Europas interne Innovationsstaffel verändert sich: Deutschland, Frankreich und Großbritannien haben ihre jeweiligen Positionen
In Europa ist Deutschland weiterhin der führende KI-Anmelder in ganz Europa, allerdings gingen die Anmeldezahlen leicht um 1,1 % zurück. Das starke Wachstum Frankreichs (+19,0 %) und Großbritanniens (+28,8 %) verändert die europäische Innovationsgeografie. Diese Differenzierung ist kein Zufall: Deutschland setzt KI vor allem in der Automobil- und Industrieproduktion ein, aber der Transformationszyklus ist relativ lang; Frankreich zieht durch KI-Forschungszentren wie Paris und öffentliche Investitionen globale Talente an; Großbritannien zeigt ein flexibles Ökosystem im Finanztechnologie- und Medizintechnik-KI-Bereich.
Betrachtet man die Zusammensetzung der Anmelder, so bestätigen die anhaltenden Platzierungen von Robert Bosch, Siemens, Ericsson, Nokia, Philips, Atos und Orange, dass Europa in den bereichsübergreifenden Szenarien Automobil, Kommunikation und Gesundheitstechnologie tief verwurzelt ist.
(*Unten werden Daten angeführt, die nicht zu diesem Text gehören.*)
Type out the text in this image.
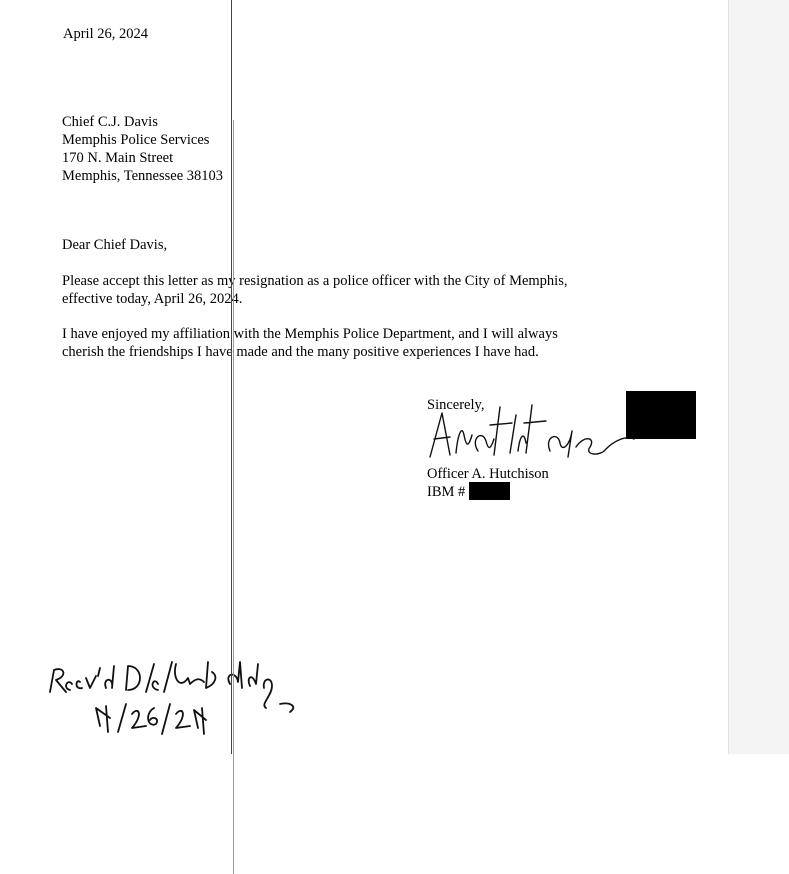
April 26, 2024
Chief C.J. Davis
Memphis Police Services
170 N. Main Street
Memphis, Tennessee 38103
Dear Chief Davis,
Please accept this letter as my resignation as a police officer with the City of Memphis,
effective today, April 26, 2024.
I have enjoyed my affiliation with the Memphis Police Department, and I will always
cherish the friendships I have made and the many positive experiences I have had.
Sincerely,
Officer A. Hutchison
IBM #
Gleichzeitig zeigt die Tatsache, dass Alphabet und Huawei sowie andere nichteuropäische Unternehmen im Bereich neuronaler Netze führende Anmeldezahlen aufweisen, dass globale Plattformakteure weiterhin die technologische und datenbezogene Initiative besitzen.
Quantencomputing: Europas „versteckter Vorteil“ und die nahenden Wettbewerber Quantencomputing wird allgemein als Eckpfeiler der nächsten Rechnergeneration angesehen. Im Jahr 2025 stieg die Zahl der Anmeldungen in Europa in diesem Bereich um 22,1 % und bleibt damit weiterhin weltweit an der Spitze. Obwohl die USA um 43,3 % zulegten und Japan mit einer Wachstumsrate von 170,8 % von niedrigem Niveau aus deutlich aufholte, besteht Europas Basisvorteil weiterhin – doch die Wettbewerber holen auf.
Die Patentdaten zeigen zugleich, dass Quantencomputing und KI ein starkes Synergiepotenzial haben. Quantenhardware kann das Training neuronaler Netze beschleunigen, während KI wiederum die Quantenkontrolle und Fehlerkorrektur optimieren kann. Genau diese „Kreuzinnovation“ ist der Wert der horizontalen Analyse, die das EPA betont. Wenn Europa Quantencomputing mit Halbleitern, Chipdesign und Energieeffizienzsteigerungen verbinden kann, könnte es eine widerstandsfähigere digitale Infrastruktur aufbauen und die „digitale Souveränität“ vom Slogan zur technologischen Basis führen.